Will IDO as a crowdfunding method last?

It’s been two years plus since Raven Protocol conducted the first-ever IDO and it’s not looking like this crowdfunding method is plateauing in interest. Currently, there is no concise data on how much has been raised through IDOs so far. While crypto startups raised  $13 billion and $1.7 billion through ICOs and IEOs, respectively, popular IDO launchpads like Polkatstarter and DuckSTARTER are getting booked by the day. For those who conducted their IDO already, their funding rounds were oversubscribed. Participants have gone on to rake in an average of 2,036% gains within a few days of buying an IDO project’s token.

It took the ICO about three years for it to flatten out and IEO about two years. However, the IDO movement has now exceeded two years since the first one, with an even more substantial prospect of gaining widespread adoption. Moreover, if DeFi continues to gain steam and DEXs keep staging massive competition over their CEX counterparts, IDOs would far outlast its predecessor centralised funding methods.

Future of IDOs

The Initial DEX Offerings approach has been introduced to address the issues with its predecessor’s ICO, STO and IEO to some large extent. With its decentralised exchange model, where there is no need for permission to be granted in order to organise the fundraising event.

However, at the same time, it leaves loopholes that whales and scammers can exploit, affect the token issuers such as immediate price movement, rug pulls where shady crypto project owners suddenly pull away liquidity and crash the token price and more unfortunate unethical situations.

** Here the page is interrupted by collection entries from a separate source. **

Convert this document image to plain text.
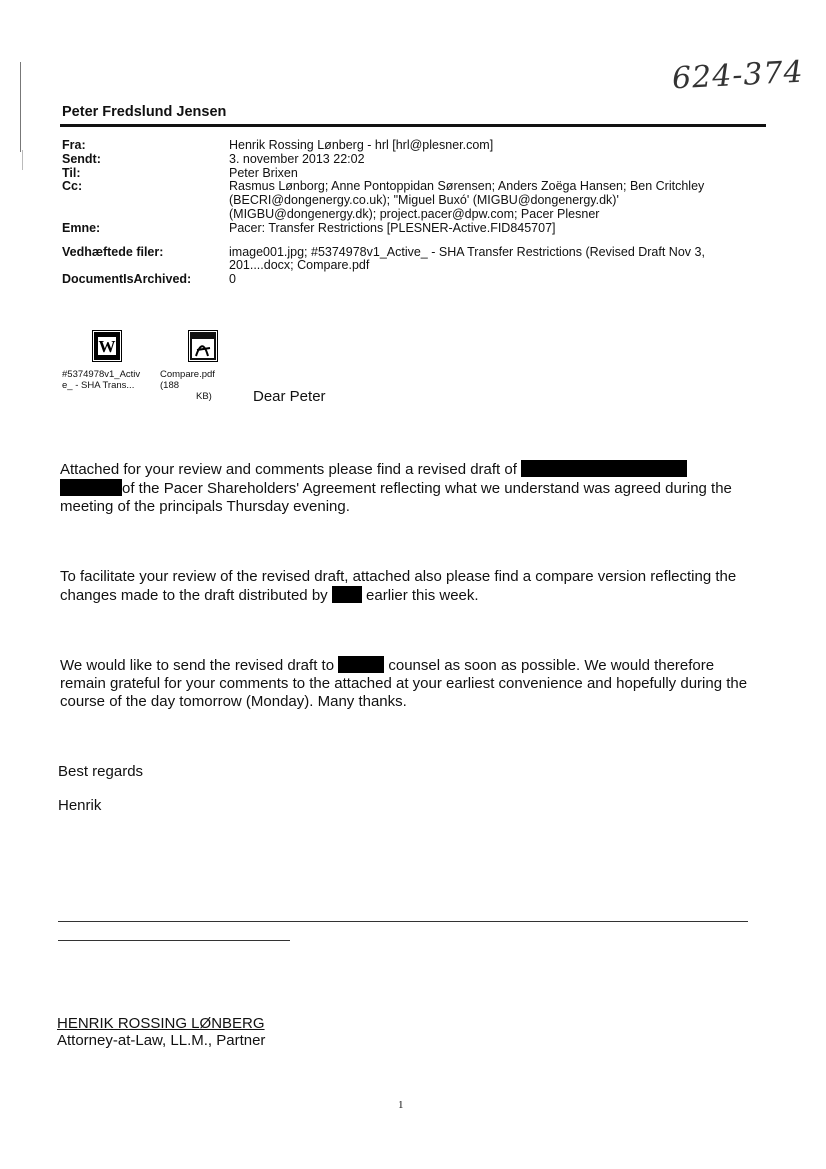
624-374
Peter Fredslund Jensen
Fra:	Henrik Rossing Lønberg - hrl [hrl@plesner.com]
Sendt:	3. november 2013 22:02
Til:	Peter Brixen
Cc:	Rasmus Lønborg; Anne Pontoppidan Sørensen; Anders Zoëga Hansen; Ben Critchley (BECRI@dongenergy.co.uk); "Miguel Buxó' (MIGBU@dongenergy.dk)' (MIGBU@dongenergy.dk); project.pacer@dpw.com; Pacer Plesner
Emne:	Pacer: Transfer Restrictions [PLESNER-Active.FID845707]
Vedhæftede filer:	image001.jpg; #5374978v1_Active_ - SHA Transfer Restrictions (Revised Draft Nov 3, 201....docx; Compare.pdf
DocumentIsArchived:	0
W
#5374978v1_Activ
e_ - SHA Trans...
Compare.pdf (188
KB)	Dear Peter
Attached for your review and comments please find a revised draft of
of the Pacer Shareholders' Agreement reflecting what we understand was agreed during the meeting of the principals Thursday evening.
To facilitate your review of the revised draft, attached also please find a compare version reflecting the changes made to the draft distributed by  earlier this week.
We would like to send the revised draft to	counsel as soon as possible. We would therefore remain grateful for your comments to the attached at your earliest convenience and hopefully during the course of the day tomorrow (Monday). Many thanks.
Best regards
Henrik
HENRIK ROSSING LØNBERG
Attorney-at-Law, LL.M., Partner
1
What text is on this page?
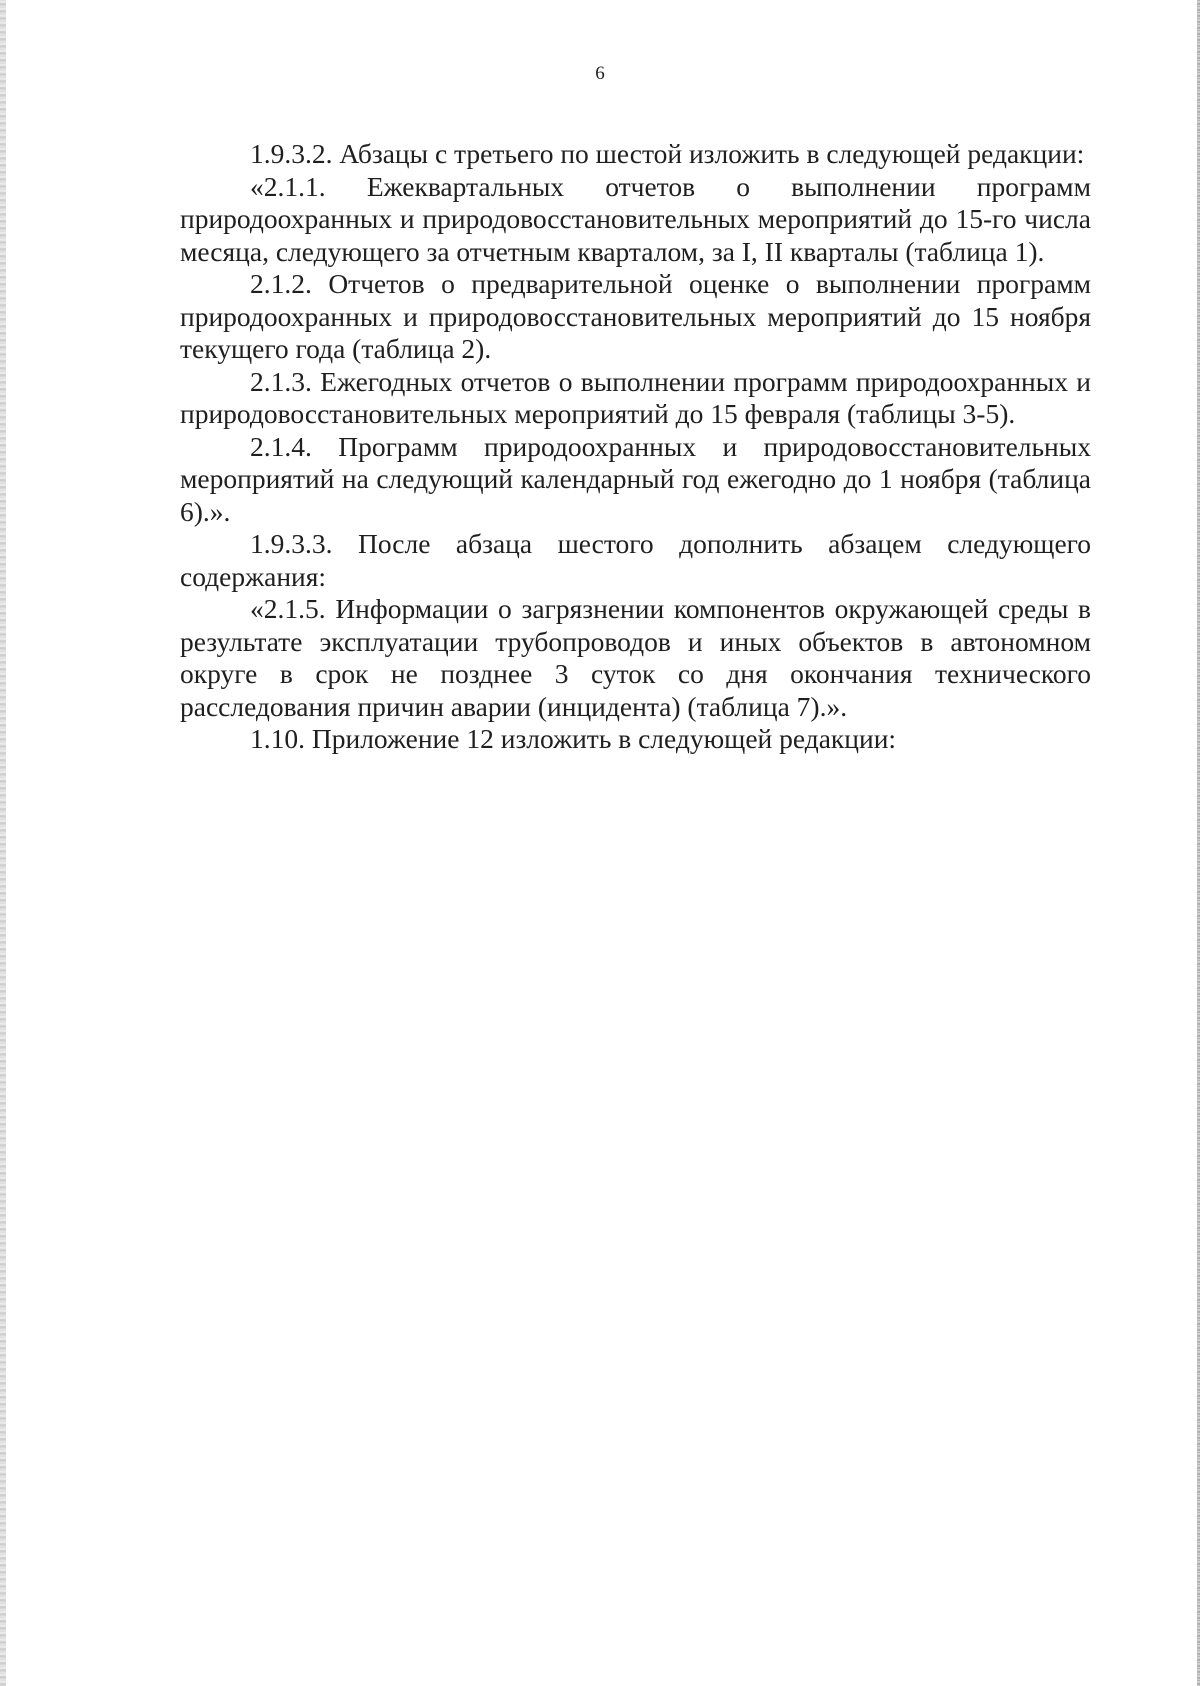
6

1.9.3.2. Абзацы с третьего по шестой изложить в следующей редакции:

«2.1.1. Ежеквартальных отчетов о выполнении программ природоохранных и природовосстановительных мероприятий до 15-го числа месяца, следующего за отчетным кварталом, за I, II кварталы (таблица 1).

2.1.2. Отчетов о предварительной оценке о выполнении программ природоохранных и природовосстановительных мероприятий до 15 ноября текущего года (таблица 2).

2.1.3. Ежегодных отчетов о выполнении программ природоохранных и природовосстановительных мероприятий до 15 февраля (таблицы 3-5).

2.1.4. Программ природоохранных и природовосстановительных мероприятий на следующий календарный год ежегодно до 1 ноября (таблица 6).».

1.9.3.3. После абзаца шестого дополнить абзацем следующего содержания:

«2.1.5. Информации о загрязнении компонентов окружающей среды в результате эксплуатации трубопроводов и иных объектов в автономном округе в срок не позднее 3 суток со дня окончания технического расследования причин аварии (инцидента) (таблица 7).».

1.10. Приложение 12 изложить в следующей редакции:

Of course, Initial Dex Offering (IDO) is the next step of crypto fundraising, but it needs a lot more work to be done. For instance, it might make sense to integrate control mechanisms into the existing IDO model. This can help in eliminating variations in token prices until the fundraising has finished - SpacePort currently does this. Vesting and lockup periods are pre-built into SpacePort’s launchpad smart contracts preventing private sale investors from going rogue and selling against agreed terms. Also, in a way, by using KYC regulations, issuers can gain more control over the buying of tokens making sure rogue entities don’t use IDO tokens for terrorism financing and money laundering.